Lo que se observa como un proceso único, se ha descompuesto en dos. Por tanto:

$ \begin{array}{c} \Delta H = \Delta H_{\rm reac} + \Delta H_{\rm calent} = 0 \\[1ex] -\Delta H_{\rm reac} = \Delta H_{\rm calent} \end{array} $

Siendo:

$\Delta H_{\rm calent} = \displaystyle \int_{T_1}^{T_2} \sum (n C_{{\rm m},P})_{\rm prod} \, dT$

Por lo que:

$-\Delta H_{\rm reac} = \displaystyle \int_{T_1}^{T_2} \sum (n C_{{\rm m},P})_{\rm prod} \, dT$

Así, entonces, con esta última ecuación, conocidas la temperatura inicial, la reacción, i.e. su estequiometría y su entalpía de reacción, y las calores molares de los productos, puede calcularse $T_2$, conocida como temperatura máxima de llama.

En la realidad, el valor de la temperatura de la llama será algo menor que el calculado, ya que lo planteado es una idealización y sí se intercambia algo de calor con el medio. Mejorando la combustión puede acercarse, sin alcanzarlo, la temperatura real de la llama al valor máximo de $T_2$ calculado.

Si en vez de la presión fuera constante el volumen:

$\Delta U = Q_V = 0$   ($V =$ cte.)

Siguiendo un método análogo al anterior, entonces:

$-\Delta U_{\rm reac} = \Delta U_{\rm calent} = \displaystyle \int_{T_1}^{T_2} \sum (n C_{{\rm m},V})_{\rm prod} \, dT$

De donde se calcularía $T_2$, aquí la temperatura máxima de explosión.
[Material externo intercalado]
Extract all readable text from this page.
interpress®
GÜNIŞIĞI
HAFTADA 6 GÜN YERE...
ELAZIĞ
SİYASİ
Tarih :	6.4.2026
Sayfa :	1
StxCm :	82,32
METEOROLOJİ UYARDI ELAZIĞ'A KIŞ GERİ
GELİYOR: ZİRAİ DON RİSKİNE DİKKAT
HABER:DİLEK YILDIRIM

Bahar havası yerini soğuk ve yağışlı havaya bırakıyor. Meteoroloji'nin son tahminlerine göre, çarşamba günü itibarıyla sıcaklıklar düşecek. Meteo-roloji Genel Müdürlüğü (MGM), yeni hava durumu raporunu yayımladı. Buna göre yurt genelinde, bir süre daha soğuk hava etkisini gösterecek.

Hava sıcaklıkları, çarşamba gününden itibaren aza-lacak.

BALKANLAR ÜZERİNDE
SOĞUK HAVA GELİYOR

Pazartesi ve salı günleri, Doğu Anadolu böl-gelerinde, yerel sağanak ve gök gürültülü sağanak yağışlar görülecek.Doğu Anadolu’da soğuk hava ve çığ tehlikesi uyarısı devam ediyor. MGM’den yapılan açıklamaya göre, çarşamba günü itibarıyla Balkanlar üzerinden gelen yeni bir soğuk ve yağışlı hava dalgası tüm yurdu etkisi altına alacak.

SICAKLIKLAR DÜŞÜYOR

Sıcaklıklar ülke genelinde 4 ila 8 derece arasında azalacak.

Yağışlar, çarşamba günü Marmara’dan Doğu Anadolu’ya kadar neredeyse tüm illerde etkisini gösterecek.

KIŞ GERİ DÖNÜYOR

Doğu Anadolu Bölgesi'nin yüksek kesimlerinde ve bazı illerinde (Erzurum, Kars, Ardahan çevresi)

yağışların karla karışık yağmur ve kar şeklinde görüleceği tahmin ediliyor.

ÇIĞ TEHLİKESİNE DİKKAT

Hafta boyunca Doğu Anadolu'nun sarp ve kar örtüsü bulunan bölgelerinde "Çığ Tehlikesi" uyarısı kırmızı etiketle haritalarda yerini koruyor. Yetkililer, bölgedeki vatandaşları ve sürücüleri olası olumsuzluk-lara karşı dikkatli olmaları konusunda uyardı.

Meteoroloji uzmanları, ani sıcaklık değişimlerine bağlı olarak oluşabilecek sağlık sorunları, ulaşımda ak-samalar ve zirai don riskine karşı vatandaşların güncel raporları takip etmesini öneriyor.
Relaciones vistas, donde se considera gas ideal, que podrían ser útiles aquí:

$ \begin{array}{c} C_{{\rm m},P} - C_{{\rm m},V} = R \\[1ex] \Delta H_{\rm reac} = \Delta U_{\rm reac} + \Delta nRT \end{array} $

Por último, con la temperatura máxima de explosión y, como dato adicional necesario, conocido el volumen, aunque es una estimación:

$P_2 = \dfrac{nRT_2}{V}$   Presión máxima de explosión.